A friend of mine who is a professor at UPEI brought the program to my attention and suggested in his firm but polite tone that I attend an information session, so I did (I had already learned that it almost always makes sense to pay attention to Dr. Miles Turnbull). At the session on a very snowy January night, a mismatched group of potential adult learners gathered in one of UPEI's lecture halls, and were introduced to the University Prep program by Treena Smith, Transition Coordinator at the university's Webster Centre for Teaching & Learning. The University Prep program is Treena's baby, and kudos have to be given to her (they already have, as she's won an award for this program) for recognizing this gap and taking steps to address it. Treena ran through the topics that would be covered during the upcoming sessions, and more importantly, she made obvious her enthusiasm for learning at all stages. Her zeal proving contagious, I was sold on the program, and signed up, paying my measly 50 bucks.

Over the next six weeks we covered topics ranging from Learning Styles to Critical Thinking with sessions led by Treena, Dr. Barb Campbell, Anne Bartlett and Kylah Hennessey. The original “mismatched group” was reconfigured significantly from the information session, and this still-diverse collection of adult learners who were considering taking the plunge back into education for a variety of reasons, presented an opportunity to discuss, examine, and to be exposed to new, and in some cases oppositional, viewpoints. The information imparted during the six weeks was essential, giving any student a jumpstart on their post-secondary education. Developing improved study skills was a highlight, as was the discussion aspect of each session.

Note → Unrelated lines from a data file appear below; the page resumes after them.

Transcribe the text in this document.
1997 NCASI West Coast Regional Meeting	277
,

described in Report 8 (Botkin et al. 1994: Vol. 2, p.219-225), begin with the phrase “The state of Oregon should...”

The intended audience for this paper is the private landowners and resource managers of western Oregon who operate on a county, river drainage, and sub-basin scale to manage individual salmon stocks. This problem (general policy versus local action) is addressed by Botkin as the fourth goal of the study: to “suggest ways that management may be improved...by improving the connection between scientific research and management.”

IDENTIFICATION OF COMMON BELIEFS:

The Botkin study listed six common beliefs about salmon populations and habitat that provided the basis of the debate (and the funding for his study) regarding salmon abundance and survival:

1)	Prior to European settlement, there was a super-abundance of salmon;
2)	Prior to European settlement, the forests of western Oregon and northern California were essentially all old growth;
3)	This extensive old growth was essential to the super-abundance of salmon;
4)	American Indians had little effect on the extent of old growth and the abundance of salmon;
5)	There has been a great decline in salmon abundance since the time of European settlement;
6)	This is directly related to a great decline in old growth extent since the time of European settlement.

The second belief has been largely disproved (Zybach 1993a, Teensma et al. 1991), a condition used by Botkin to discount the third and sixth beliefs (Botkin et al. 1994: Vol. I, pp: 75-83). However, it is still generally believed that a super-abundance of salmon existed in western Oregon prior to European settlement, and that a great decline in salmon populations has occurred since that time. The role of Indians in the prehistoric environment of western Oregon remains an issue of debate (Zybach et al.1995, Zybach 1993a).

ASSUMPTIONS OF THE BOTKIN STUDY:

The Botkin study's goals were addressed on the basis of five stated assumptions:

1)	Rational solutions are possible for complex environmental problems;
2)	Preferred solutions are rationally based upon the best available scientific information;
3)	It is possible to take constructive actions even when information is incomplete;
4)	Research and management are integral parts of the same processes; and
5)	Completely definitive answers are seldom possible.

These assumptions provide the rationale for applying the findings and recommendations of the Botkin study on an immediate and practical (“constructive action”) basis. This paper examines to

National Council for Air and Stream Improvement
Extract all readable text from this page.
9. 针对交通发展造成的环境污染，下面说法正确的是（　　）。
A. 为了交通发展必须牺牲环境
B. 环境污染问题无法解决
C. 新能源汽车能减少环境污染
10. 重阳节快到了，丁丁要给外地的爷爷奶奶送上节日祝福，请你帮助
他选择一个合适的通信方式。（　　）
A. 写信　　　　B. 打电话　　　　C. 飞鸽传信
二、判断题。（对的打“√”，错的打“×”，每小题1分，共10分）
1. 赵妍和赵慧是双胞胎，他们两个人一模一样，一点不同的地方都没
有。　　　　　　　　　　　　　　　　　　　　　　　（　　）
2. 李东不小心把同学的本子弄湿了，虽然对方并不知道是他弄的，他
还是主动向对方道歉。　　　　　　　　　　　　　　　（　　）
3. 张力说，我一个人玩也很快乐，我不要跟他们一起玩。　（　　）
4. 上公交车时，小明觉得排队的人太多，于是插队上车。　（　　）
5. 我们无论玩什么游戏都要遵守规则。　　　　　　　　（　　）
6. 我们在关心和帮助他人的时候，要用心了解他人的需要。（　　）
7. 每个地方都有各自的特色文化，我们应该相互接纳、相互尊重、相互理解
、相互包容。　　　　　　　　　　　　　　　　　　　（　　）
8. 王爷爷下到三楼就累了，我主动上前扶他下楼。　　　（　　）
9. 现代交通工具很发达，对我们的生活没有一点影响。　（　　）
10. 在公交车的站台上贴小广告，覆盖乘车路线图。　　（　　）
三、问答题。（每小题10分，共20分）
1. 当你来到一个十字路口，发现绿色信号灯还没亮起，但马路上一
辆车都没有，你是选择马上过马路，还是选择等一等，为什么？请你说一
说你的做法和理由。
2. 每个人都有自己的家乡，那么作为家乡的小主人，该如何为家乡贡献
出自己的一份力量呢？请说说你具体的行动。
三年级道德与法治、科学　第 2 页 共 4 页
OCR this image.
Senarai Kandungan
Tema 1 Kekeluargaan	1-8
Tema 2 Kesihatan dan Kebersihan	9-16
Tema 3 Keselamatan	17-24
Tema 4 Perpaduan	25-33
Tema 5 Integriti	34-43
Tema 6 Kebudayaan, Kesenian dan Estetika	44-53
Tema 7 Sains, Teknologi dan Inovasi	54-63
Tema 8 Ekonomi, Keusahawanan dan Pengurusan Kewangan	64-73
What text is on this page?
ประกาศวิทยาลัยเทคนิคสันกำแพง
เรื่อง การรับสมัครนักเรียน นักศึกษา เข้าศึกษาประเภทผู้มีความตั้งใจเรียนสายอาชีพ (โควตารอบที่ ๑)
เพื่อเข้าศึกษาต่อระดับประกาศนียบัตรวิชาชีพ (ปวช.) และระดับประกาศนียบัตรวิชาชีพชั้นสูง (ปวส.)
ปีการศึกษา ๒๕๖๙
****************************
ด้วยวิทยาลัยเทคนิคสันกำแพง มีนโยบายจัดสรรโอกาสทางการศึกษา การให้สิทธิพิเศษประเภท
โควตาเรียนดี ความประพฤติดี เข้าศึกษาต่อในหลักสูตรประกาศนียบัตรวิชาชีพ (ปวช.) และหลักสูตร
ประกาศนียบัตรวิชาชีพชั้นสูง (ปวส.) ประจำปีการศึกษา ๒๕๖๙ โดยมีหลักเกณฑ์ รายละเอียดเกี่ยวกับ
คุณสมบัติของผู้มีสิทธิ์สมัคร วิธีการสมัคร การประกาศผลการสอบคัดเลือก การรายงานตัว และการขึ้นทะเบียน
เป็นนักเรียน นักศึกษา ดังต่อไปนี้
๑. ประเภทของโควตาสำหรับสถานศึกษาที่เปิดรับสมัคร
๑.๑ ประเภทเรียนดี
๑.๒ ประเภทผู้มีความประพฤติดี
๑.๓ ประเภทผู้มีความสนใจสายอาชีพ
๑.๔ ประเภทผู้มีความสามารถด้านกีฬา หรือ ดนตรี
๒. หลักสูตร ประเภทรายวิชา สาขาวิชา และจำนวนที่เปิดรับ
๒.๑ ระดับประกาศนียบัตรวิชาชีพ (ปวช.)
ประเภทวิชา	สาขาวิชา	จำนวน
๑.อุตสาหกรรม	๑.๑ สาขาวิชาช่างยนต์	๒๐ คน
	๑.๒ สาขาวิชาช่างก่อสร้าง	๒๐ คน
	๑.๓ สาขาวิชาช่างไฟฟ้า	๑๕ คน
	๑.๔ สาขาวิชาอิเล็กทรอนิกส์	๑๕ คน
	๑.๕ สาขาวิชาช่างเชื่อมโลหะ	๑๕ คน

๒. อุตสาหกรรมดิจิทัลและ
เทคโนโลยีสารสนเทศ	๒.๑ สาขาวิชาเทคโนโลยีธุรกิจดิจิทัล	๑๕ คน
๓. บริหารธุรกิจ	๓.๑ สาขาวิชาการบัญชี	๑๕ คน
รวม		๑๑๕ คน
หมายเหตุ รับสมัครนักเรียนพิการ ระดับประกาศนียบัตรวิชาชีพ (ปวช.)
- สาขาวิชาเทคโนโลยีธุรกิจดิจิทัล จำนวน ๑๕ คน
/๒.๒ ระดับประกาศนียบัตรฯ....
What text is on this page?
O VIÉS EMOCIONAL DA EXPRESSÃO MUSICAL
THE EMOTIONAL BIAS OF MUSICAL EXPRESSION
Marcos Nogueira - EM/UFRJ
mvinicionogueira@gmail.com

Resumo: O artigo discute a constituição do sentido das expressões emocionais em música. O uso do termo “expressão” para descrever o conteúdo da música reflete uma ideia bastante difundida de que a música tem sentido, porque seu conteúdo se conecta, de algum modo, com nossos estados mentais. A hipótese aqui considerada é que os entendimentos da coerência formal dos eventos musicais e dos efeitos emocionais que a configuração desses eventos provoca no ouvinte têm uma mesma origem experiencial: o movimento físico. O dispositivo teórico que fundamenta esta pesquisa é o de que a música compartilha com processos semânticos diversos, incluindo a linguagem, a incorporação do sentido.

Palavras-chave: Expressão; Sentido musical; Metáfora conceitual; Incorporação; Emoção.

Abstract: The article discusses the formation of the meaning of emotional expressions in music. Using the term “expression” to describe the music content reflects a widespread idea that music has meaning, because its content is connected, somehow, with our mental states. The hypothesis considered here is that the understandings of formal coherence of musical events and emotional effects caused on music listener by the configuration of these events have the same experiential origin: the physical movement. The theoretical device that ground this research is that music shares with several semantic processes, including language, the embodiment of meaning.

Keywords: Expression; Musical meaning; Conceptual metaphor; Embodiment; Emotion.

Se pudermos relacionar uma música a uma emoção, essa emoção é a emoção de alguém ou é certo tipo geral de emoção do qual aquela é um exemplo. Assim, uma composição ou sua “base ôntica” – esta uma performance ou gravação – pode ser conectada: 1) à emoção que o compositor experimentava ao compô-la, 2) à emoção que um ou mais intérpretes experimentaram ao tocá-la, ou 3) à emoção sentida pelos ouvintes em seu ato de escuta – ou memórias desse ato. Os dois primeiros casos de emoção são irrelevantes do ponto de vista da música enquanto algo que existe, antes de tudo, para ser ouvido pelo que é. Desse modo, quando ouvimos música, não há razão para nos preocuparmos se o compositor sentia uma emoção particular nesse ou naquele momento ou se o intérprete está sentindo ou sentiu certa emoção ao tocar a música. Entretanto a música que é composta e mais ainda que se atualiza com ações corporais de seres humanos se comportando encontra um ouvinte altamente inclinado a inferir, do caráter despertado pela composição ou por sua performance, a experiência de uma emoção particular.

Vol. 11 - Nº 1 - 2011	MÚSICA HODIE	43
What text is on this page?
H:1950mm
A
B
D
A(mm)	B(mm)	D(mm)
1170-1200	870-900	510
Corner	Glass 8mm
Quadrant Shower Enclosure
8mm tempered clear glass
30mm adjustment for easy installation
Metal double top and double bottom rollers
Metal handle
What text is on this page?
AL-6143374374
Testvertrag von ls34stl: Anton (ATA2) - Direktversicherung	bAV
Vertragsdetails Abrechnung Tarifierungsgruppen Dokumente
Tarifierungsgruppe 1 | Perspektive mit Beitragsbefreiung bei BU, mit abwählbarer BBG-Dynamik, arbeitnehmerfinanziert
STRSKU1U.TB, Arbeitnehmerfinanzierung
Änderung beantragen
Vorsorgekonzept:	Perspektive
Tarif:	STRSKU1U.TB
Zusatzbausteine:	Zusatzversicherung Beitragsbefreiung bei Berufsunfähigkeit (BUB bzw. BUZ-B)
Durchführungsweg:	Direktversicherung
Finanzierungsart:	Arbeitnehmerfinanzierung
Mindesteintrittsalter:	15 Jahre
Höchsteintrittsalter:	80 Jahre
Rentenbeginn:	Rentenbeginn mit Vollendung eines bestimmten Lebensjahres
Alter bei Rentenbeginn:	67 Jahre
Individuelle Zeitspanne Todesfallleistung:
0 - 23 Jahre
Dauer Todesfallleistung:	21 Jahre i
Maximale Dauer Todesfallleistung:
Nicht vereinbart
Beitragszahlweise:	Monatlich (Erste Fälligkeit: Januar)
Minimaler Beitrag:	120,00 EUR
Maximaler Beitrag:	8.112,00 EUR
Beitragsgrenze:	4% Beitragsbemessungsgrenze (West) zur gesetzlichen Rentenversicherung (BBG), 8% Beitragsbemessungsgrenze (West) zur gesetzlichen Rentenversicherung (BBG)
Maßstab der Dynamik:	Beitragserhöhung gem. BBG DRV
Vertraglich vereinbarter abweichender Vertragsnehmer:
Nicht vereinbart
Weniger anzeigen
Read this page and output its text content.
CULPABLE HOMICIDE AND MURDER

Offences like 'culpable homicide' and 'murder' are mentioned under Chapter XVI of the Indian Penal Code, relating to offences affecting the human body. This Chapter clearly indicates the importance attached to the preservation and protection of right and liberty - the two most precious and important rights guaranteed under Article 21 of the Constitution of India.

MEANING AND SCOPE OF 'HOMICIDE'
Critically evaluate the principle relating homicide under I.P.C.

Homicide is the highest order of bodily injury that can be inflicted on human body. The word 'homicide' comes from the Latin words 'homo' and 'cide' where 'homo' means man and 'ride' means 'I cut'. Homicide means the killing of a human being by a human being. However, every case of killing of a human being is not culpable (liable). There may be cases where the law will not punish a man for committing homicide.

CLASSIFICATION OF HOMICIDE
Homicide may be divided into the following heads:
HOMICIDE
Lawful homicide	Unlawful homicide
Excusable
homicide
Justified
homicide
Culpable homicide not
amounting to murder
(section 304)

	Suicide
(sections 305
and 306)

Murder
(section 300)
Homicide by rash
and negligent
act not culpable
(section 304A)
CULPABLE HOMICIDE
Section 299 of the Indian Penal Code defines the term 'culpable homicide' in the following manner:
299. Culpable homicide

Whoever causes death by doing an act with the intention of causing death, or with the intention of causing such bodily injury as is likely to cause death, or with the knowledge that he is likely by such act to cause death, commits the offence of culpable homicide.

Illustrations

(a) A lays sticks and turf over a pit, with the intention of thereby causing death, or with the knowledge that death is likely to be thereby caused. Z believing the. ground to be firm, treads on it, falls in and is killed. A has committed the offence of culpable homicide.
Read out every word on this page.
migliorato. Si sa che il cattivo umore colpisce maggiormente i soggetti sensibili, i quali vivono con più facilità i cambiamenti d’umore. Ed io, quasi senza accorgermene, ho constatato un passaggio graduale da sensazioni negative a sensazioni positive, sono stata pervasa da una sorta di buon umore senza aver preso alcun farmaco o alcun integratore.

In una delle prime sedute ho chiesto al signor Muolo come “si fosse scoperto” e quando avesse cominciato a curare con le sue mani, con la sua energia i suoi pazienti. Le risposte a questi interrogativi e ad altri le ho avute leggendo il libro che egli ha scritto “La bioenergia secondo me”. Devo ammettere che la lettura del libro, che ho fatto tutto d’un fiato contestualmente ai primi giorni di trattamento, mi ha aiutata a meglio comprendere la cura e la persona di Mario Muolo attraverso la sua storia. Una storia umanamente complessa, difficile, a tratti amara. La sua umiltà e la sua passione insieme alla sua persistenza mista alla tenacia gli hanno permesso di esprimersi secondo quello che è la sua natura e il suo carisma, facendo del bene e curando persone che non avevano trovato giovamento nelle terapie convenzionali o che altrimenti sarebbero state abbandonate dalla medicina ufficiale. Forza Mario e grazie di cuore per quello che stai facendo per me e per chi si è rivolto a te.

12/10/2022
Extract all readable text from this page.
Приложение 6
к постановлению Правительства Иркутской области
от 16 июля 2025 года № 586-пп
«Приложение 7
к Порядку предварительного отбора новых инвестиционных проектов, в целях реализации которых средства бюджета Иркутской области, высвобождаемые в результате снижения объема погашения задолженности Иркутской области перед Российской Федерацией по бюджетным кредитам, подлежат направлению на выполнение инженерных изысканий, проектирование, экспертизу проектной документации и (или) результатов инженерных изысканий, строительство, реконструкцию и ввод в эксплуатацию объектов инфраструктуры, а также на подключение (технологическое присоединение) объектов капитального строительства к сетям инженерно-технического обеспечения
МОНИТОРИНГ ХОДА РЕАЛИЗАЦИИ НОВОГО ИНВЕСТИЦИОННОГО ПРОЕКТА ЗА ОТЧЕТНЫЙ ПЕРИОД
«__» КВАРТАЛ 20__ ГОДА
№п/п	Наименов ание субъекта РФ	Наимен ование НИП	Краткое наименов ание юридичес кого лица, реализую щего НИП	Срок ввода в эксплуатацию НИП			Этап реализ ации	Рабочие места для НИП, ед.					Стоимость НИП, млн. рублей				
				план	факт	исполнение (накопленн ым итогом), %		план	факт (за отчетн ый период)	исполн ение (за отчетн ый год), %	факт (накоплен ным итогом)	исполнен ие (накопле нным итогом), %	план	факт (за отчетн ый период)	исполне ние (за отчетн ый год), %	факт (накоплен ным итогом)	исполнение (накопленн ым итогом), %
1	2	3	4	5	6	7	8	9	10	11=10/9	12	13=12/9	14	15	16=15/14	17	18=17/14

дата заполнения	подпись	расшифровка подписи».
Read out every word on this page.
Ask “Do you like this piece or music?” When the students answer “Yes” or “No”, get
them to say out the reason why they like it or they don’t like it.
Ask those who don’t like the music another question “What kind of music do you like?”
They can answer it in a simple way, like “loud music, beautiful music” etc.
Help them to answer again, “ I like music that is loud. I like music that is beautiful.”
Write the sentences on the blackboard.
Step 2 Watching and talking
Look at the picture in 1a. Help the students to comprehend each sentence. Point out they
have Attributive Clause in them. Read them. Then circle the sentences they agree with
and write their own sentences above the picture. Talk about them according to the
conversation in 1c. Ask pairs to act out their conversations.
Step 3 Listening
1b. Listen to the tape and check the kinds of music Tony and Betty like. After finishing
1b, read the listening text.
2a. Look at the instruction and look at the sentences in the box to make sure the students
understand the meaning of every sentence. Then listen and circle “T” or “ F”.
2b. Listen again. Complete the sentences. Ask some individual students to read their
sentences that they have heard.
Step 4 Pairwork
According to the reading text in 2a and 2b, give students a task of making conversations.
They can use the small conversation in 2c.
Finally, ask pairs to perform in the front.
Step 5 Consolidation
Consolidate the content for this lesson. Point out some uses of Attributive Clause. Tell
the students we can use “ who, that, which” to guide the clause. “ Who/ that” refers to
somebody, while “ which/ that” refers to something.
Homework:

Perhaps the two most important things that I take away from the program, however, is a rediscovered enthusiasm for learning, and the discovery that there are a lot of people at UPEI who are enthusiastic and supportive of adult learners who WANT US TO SUCCEED! And for someone considering a return to school after a twenty-year absence, THAT is critical knowledge.

I also have a second confession to make: Our final assignment was to make a brief presentation about what we got out of the University Prep course. With contemporary technology turning the concept of traditional presentations on its ear, I elected to use my blog as my presentation format. Clearly, my presentation is what you've just read above. We now return you to our regularly scheduled programming, already in progress.